SUMMA IDF Tables
Loads from file an IDF table previouly computed. The table will stay in memory for you to use.
Parameters of the Resource
- encoding: the encoding of the table
- tableLocation: the location on disk of the table. Under directory resources of summa_plugin we provide aquaint.idf a table for English, and spanish_IDFs.lst a table for Spanish. You can check the format of the tables by editing them in any text editor. The first line is the number of documents which were used to compute IDF values, the other entries contrain a word and the number of documents containing the word.
Restriction
None.SUMMA Corpus IDF Table
Functionality
Computes IDFs on the fly for a processes corpus. The table will stay in memory for you to use.

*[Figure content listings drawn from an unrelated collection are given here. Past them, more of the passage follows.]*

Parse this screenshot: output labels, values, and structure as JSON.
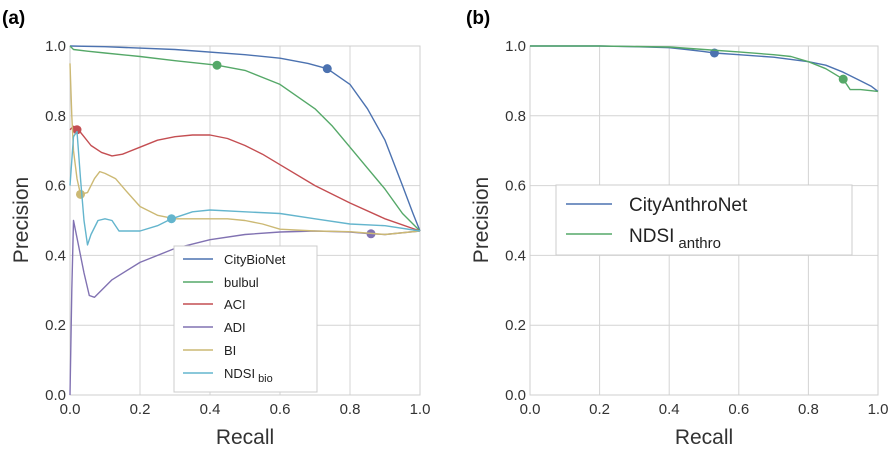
{
  "colors": {
    "blue": "#4c72b0",
    "green": "#55a868",
    "red": "#c44e52",
    "purple": "#8172b2",
    "yellow": "#ccb974",
    "cyan": "#64b5cd"
  },
  "chart_data": [
    {
      "panel": "(a)",
      "type": "line",
      "xlabel": "Recall",
      "ylabel": "Precision",
      "xlim": [
        0,
        1
      ],
      "ylim": [
        0,
        1
      ],
      "xticks": [
        "0.0",
        "0.2",
        "0.4",
        "0.6",
        "0.8",
        "1.0"
      ],
      "yticks": [
        "0.0",
        "0.2",
        "0.4",
        "0.6",
        "0.8",
        "1.0"
      ],
      "grid": true,
      "legend_position": "lower-center",
      "series": [
        {
          "name": "CityBioNet",
          "color": "#4c72b0",
          "points": [
            [
              0,
              1.0
            ],
            [
              0.1,
              0.998
            ],
            [
              0.3,
              0.99
            ],
            [
              0.5,
              0.975
            ],
            [
              0.6,
              0.965
            ],
            [
              0.68,
              0.95
            ],
            [
              0.735,
              0.935
            ],
            [
              0.8,
              0.89
            ],
            [
              0.85,
              0.82
            ],
            [
              0.9,
              0.73
            ],
            [
              0.95,
              0.6
            ],
            [
              0.98,
              0.52
            ],
            [
              1.0,
              0.47
            ]
          ],
          "marker": [
            0.735,
            0.935
          ]
        },
        {
          "name": "bulbul",
          "color": "#55a868",
          "points": [
            [
              0,
              1.0
            ],
            [
              0.01,
              0.99
            ],
            [
              0.05,
              0.985
            ],
            [
              0.1,
              0.98
            ],
            [
              0.2,
              0.97
            ],
            [
              0.3,
              0.958
            ],
            [
              0.42,
              0.945
            ],
            [
              0.5,
              0.93
            ],
            [
              0.6,
              0.89
            ],
            [
              0.7,
              0.82
            ],
            [
              0.75,
              0.77
            ],
            [
              0.8,
              0.71
            ],
            [
              0.85,
              0.65
            ],
            [
              0.9,
              0.59
            ],
            [
              0.95,
              0.52
            ],
            [
              1.0,
              0.47
            ]
          ],
          "marker": [
            0.42,
            0.945
          ]
        },
        {
          "name": "ACI",
          "color": "#c44e52",
          "points": [
            [
              0.0,
              0.76
            ],
            [
              0.01,
              0.77
            ],
            [
              0.02,
              0.765
            ],
            [
              0.04,
              0.74
            ],
            [
              0.06,
              0.715
            ],
            [
              0.09,
              0.695
            ],
            [
              0.12,
              0.685
            ],
            [
              0.15,
              0.69
            ],
            [
              0.2,
              0.71
            ],
            [
              0.25,
              0.73
            ],
            [
              0.3,
              0.74
            ],
            [
              0.35,
              0.745
            ],
            [
              0.4,
              0.745
            ],
            [
              0.45,
              0.735
            ],
            [
              0.5,
              0.715
            ],
            [
              0.55,
              0.69
            ],
            [
              0.6,
              0.66
            ],
            [
              0.7,
              0.6
            ],
            [
              0.8,
              0.55
            ],
            [
              0.9,
              0.505
            ],
            [
              1.0,
              0.47
            ]
          ],
          "marker": [
            0.02,
            0.76
          ]
        },
        {
          "name": "ADI",
          "color": "#8172b2",
          "points": [
            [
              0.0,
              0.0
            ],
            [
              0.005,
              0.3
            ],
            [
              0.01,
              0.5
            ],
            [
              0.02,
              0.45
            ],
            [
              0.04,
              0.35
            ],
            [
              0.055,
              0.285
            ],
            [
              0.07,
              0.28
            ],
            [
              0.09,
              0.3
            ],
            [
              0.12,
              0.33
            ],
            [
              0.2,
              0.38
            ],
            [
              0.3,
              0.42
            ],
            [
              0.4,
              0.445
            ],
            [
              0.5,
              0.46
            ],
            [
              0.6,
              0.467
            ],
            [
              0.7,
              0.47
            ],
            [
              0.8,
              0.467
            ],
            [
              0.86,
              0.462
            ],
            [
              0.9,
              0.46
            ],
            [
              1.0,
              0.47
            ]
          ],
          "marker": [
            0.86,
            0.462
          ]
        },
        {
          "name": "BI",
          "color": "#ccb974",
          "points": [
            [
              0.0,
              0.95
            ],
            [
              0.005,
              0.8
            ],
            [
              0.01,
              0.7
            ],
            [
              0.02,
              0.62
            ],
            [
              0.03,
              0.575
            ],
            [
              0.05,
              0.58
            ],
            [
              0.07,
              0.62
            ],
            [
              0.085,
              0.64
            ],
            [
              0.1,
              0.635
            ],
            [
              0.13,
              0.62
            ],
            [
              0.16,
              0.585
            ],
            [
              0.2,
              0.54
            ],
            [
              0.25,
              0.515
            ],
            [
              0.3,
              0.505
            ],
            [
              0.35,
              0.505
            ],
            [
              0.4,
              0.505
            ],
            [
              0.45,
              0.505
            ],
            [
              0.5,
              0.5
            ],
            [
              0.55,
              0.49
            ],
            [
              0.6,
              0.475
            ],
            [
              0.7,
              0.47
            ],
            [
              0.8,
              0.468
            ],
            [
              0.9,
              0.46
            ],
            [
              1.0,
              0.47
            ]
          ],
          "marker": [
            0.03,
            0.575
          ]
        },
        {
          "name": "NDSI",
          "name_sub": "bio",
          "color": "#64b5cd",
          "points": [
            [
              0.0,
              0.6
            ],
            [
              0.01,
              0.74
            ],
            [
              0.02,
              0.755
            ],
            [
              0.03,
              0.62
            ],
            [
              0.04,
              0.5
            ],
            [
              0.05,
              0.43
            ],
            [
              0.06,
              0.46
            ],
            [
              0.08,
              0.5
            ],
            [
              0.1,
              0.505
            ],
            [
              0.12,
              0.5
            ],
            [
              0.14,
              0.47
            ],
            [
              0.16,
              0.47
            ],
            [
              0.2,
              0.47
            ],
            [
              0.25,
              0.485
            ],
            [
              0.29,
              0.505
            ],
            [
              0.35,
              0.525
            ],
            [
              0.4,
              0.53
            ],
            [
              0.5,
              0.525
            ],
            [
              0.6,
              0.52
            ],
            [
              0.7,
              0.505
            ],
            [
              0.8,
              0.49
            ],
            [
              0.9,
              0.485
            ],
            [
              1.0,
              0.47
            ]
          ],
          "marker": [
            0.29,
            0.505
          ]
        }
      ]
    },
    {
      "panel": "(b)",
      "type": "line",
      "xlabel": "Recall",
      "ylabel": "Precision",
      "xlim": [
        0,
        1
      ],
      "ylim": [
        0,
        1
      ],
      "xticks": [
        "0.0",
        "0.2",
        "0.4",
        "0.6",
        "0.8",
        "1.0"
      ],
      "yticks": [
        "0.0",
        "0.2",
        "0.4",
        "0.6",
        "0.8",
        "1.0"
      ],
      "grid": true,
      "legend_position": "center-left",
      "series": [
        {
          "name": "CityAnthroNet",
          "color": "#4c72b0",
          "points": [
            [
              0,
              1.0
            ],
            [
              0.2,
              1.0
            ],
            [
              0.3,
              0.998
            ],
            [
              0.4,
              0.995
            ],
            [
              0.45,
              0.99
            ],
            [
              0.5,
              0.984
            ],
            [
              0.53,
              0.98
            ],
            [
              0.6,
              0.975
            ],
            [
              0.7,
              0.968
            ],
            [
              0.8,
              0.955
            ],
            [
              0.85,
              0.945
            ],
            [
              0.9,
              0.925
            ],
            [
              0.95,
              0.9
            ],
            [
              0.98,
              0.885
            ],
            [
              1.0,
              0.87
            ]
          ],
          "marker": [
            0.53,
            0.98
          ]
        },
        {
          "name": "NDSI",
          "name_sub": "anthro",
          "color": "#55a868",
          "points": [
            [
              0,
              1.0
            ],
            [
              0.2,
              1.0
            ],
            [
              0.4,
              0.997
            ],
            [
              0.5,
              0.99
            ],
            [
              0.6,
              0.983
            ],
            [
              0.7,
              0.975
            ],
            [
              0.75,
              0.97
            ],
            [
              0.8,
              0.955
            ],
            [
              0.85,
              0.935
            ],
            [
              0.9,
              0.905
            ],
            [
              0.92,
              0.875
            ],
            [
              0.95,
              0.875
            ],
            [
              1.0,
              0.87
            ]
          ],
          "marker": [
            0.9,
            0.905
          ]
        }
      ]
    }
  ]
}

Parameters of the Resource
- corpus: the corpus to use for creating the table.
- inputAnnotationSet: the annotation set containing the tokens to compute the statistics
- inputAnnotationType: the token you want the statistics for
- featureName: the feature of the token for the statistics
- normalised: a boolean indicating if the word should be lowercased to compute the statistics
- tableLocation: where you want to store your table
- createTable: a boolean indicating if the table should be dumped to disk for future use.
- encoding: the encoding of the table
Restriction
Your corpus should contain the expected annotations a and features. The path to the table should be valid.